Pietri, AspenTech global leaders in software optimization

Pietri, AspenTech global leaders in software optimization

When Antonio Pietri stepped off a plane in 1982, it was his first visit to Tulsa and he spoke little English. He had graduated from high school early in Valencia, Venezuela, and wanted to continue his father’s tradition by attending The University of Tulsa. He spent the next four months learning English before beginning his bachelor’s degree in chemical engineering.

Antonio Pietri
Representing AspenTech, Antonio Pietri (front, right) signs a memorandum of understanding with officials from the Engineering Development Research Center of Seoul National University.

Pietri graduated in 1987 and continued his education at the University of Houston with a MBA. He launched his career in the advanced automation field in Houston, working for ABB Simcon and Setpoint Inc., which later was acquired by Aspen Technology in 1996. With over 30 offices on six continents, AspenTech is the world’s leading software supplier of optimization solutions for the process industries. It is a publicly traded company on the NASDAQ exchange and generates $500 million a year in revenue.

“We build software to optimize the design, operations and supply chain of refining and chemical businesses,” Pietri said. “All major oil, chemical and engineering and construction companies use our technology to improve their return on capital employed and drive operational excellence.”

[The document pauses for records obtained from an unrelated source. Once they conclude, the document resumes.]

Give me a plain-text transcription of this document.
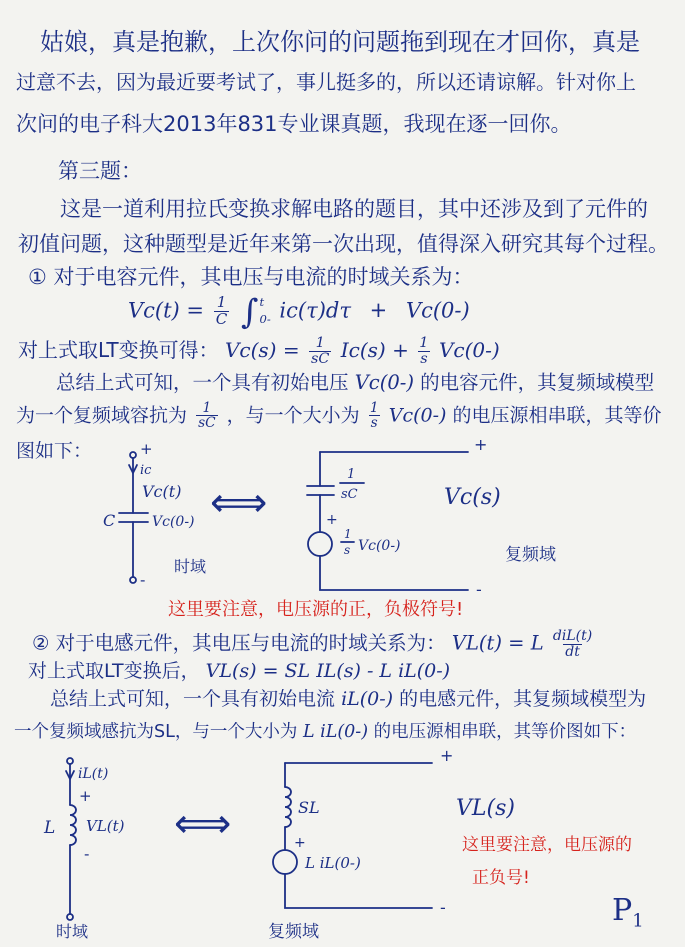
姑娘，真是抱歉，上次你问的问题拖到现在才回你，真是
过意不去，因为最近要考试了，事儿挺多的，所以还请谅解。针对你上
次问的电子科大2013年831专业课真题，我现在逐一回你。
第三题：
这是一道利用拉氏变换求解电路的题目，其中还涉及到了元件的
初值问题，这种题型是近年来第一次出现，值得深入研究其每个过程。
① 对于电容元件，其电压与电流的时域关系为：
$Vc(t) = \frac{1}{C}$
∫ t
0- ic(τ)dτ + Vc(0-)
对上式取LT变换可得： $Vc(s) = \frac{1}{sC} Ic(s) + \frac{1}{s} Vc(0-)$
总结上式可知，一个具有初始电压 Vc(0-) 的电容元件，其复频域模型
为一个复频域容抗为 $\frac{1}{sC}$ ，与一个大小为 $\frac{1}{s} Vc(0-)$ 的电压源相串联，其等价
图如下：	+
ic
Vc(t)
C	Vc(0-)
-
时域
⟺
+
1
sC
+
1
s Vc(0-)
-
Vc(s)
复频域
这里要注意，电压源的正，负极符号!
② 对于电感元件，其电压与电流的时域关系为： VL(t) = L $\frac{\text{diL(t)}}{dt}$
对上式取LT变换后， VL(s) = SL IL(s) - L iL(0-)
总结上式可知，一个具有初始电流 iL(0-) 的电感元件，其复频域模型为
一个复频域感抗为SL，与一个大小为 L iL(0-) 的电压源相串联，其等价图如下：
iL(t)
+
L VL(t)
-
时域
⟺
+
SL
+
L iL(0-)
-
VL(s)
复频域
这里要注意，电压源的
正负号!
$P_1$
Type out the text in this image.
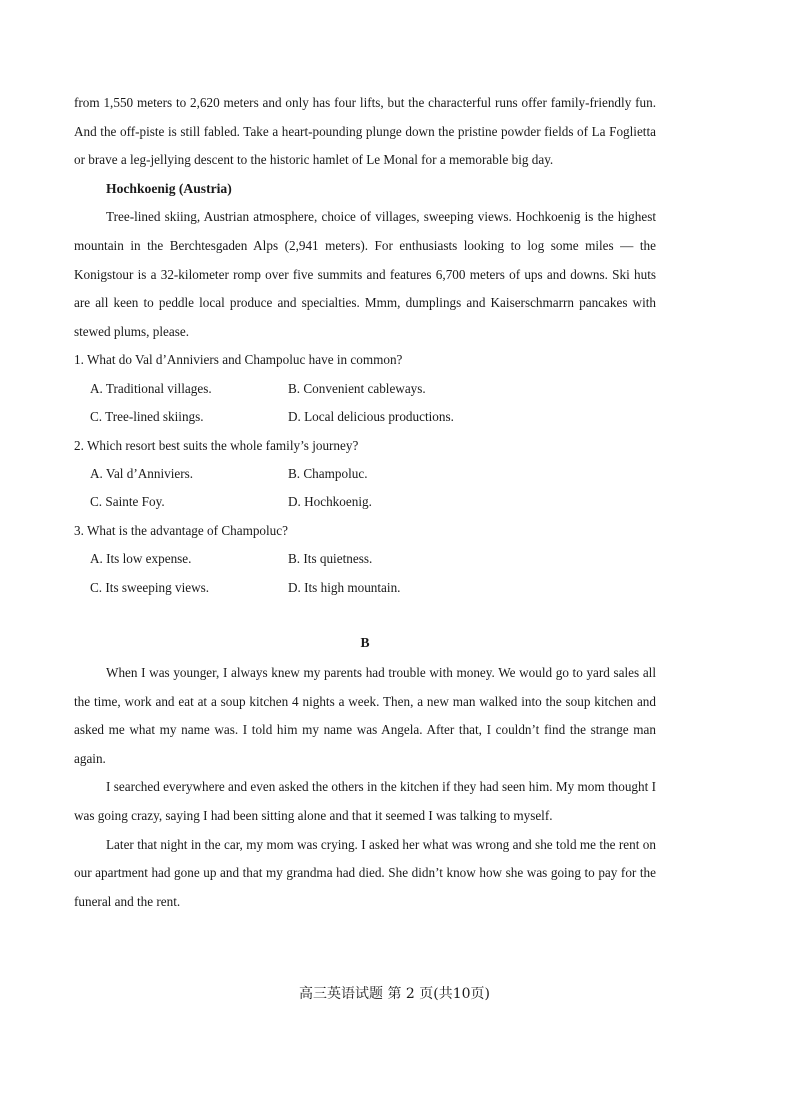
from 1,550 meters to 2,620 meters and only has four lifts, but the characterful runs offer family-friendly fun. And the off-piste is still fabled. Take a heart-pounding plunge down the pristine powder fields of La Foglietta or brave a leg-jellying descent to the historic hamlet of Le Monal for a memorable big day.

Hochkoenig (Austria)

Tree-lined skiing, Austrian atmosphere, choice of villages, sweeping views. Hochkoenig is the highest mountain in the Berchtesgaden Alps (2,941 meters). For enthusiasts looking to log some miles — the Konigstour is a 32-kilometer romp over five summits and features 6,700 meters of ups and downs. Ski huts are all keen to peddle local produce and specialties. Mmm, dumplings and Kaiserschmarrn pancakes with stewed plums, please.

1. What do Val d’Anniviers and Champoluc have in common?

A. Traditional villages.	B. Convenient cableways.
C. Tree-lined skiings.	D. Local delicious productions.

2. Which resort best suits the whole family’s journey?

A. Val d’Anniviers.	B. Champoluc.
C. Sainte Foy.	D. Hochkoenig.

3. What is the advantage of Champoluc?

A. Its low expense.	B. Its quietness.
C. Its sweeping views.	D. Its high mountain.

B

When I was younger, I always knew my parents had trouble with money. We would go to yard sales all the time, work and eat at a soup kitchen 4 nights a week. Then, a new man walked into the soup kitchen and asked me what my name was. I told him my name was Angela. After that, I couldn’t find the strange man again.

I searched everywhere and even asked the others in the kitchen if they had seen him. My mom thought I was going crazy, saying I had been sitting alone and that it seemed I was talking to myself.

Later that night in the car, my mom was crying. I asked her what was wrong and she told me the rent on our apartment had gone up and that my grandma had died. She didn’t know how she was going to pay for the funeral and the rent.

高三英语试题 第 2 页(共10页)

After more than two decades at AspenTech, he advanced from sales account manager to president and CEO in 2013. In addition to relocating on international assignments to England, Singapore and China with his wife and two daughters, Pietri has traveled the globe, providing vision as a role model for younger engineers.

“I enjoy having the opportunity to give them that first insight into what the corporate world is like and what it takes to have a successful career,” he said.

TU’s Russell School of Chemical Engineering is one of 800 universities, including Columbia University, MIT and Virginia Tech, to implement AspenTech software in its teaching curriculum. Headquartered in Bedford, Mass., the company’s products and solutions are used around the world, and its 1,400 employees serve these global customers, leveraging their domain expertise.

“We rely on training programs, engineering student internships and other initiatives such as joint research projects and development programs to grow these relationships,” Pietri said.

TU applies AspenTech technology in its Fluid Flow Projects consortium at North Campus.

In 2015, the prime minister of science and technology in South Korea selected AspenTech as one of 10 U.S. companies to sign a memorandum of understanding with the Engineering Development Research Center of Seoul National University. Pietri signed the agreement in conjunction with a summit meeting between South Korean President Geun-hye Park and President Barack Obama.

“It’s a testament to how we are relevant to the process and engineering construction industries,” he said. “South Korea has a goal to elevate itself from a manufacturing economy to a science and innovation economy. They’re undergoing a revolution to shift their priorities.”

AspenTech has signed similar agreements with other countries and companies to support the ongoing development of talent for the process industries. The firm strives to prepare engineers for the process industry workforce, much like TU prepared Pietri for his fulfilling career.

“I studied under some of the same professors my father had,” he said. “TU gave me the confidence to go out into the real world.”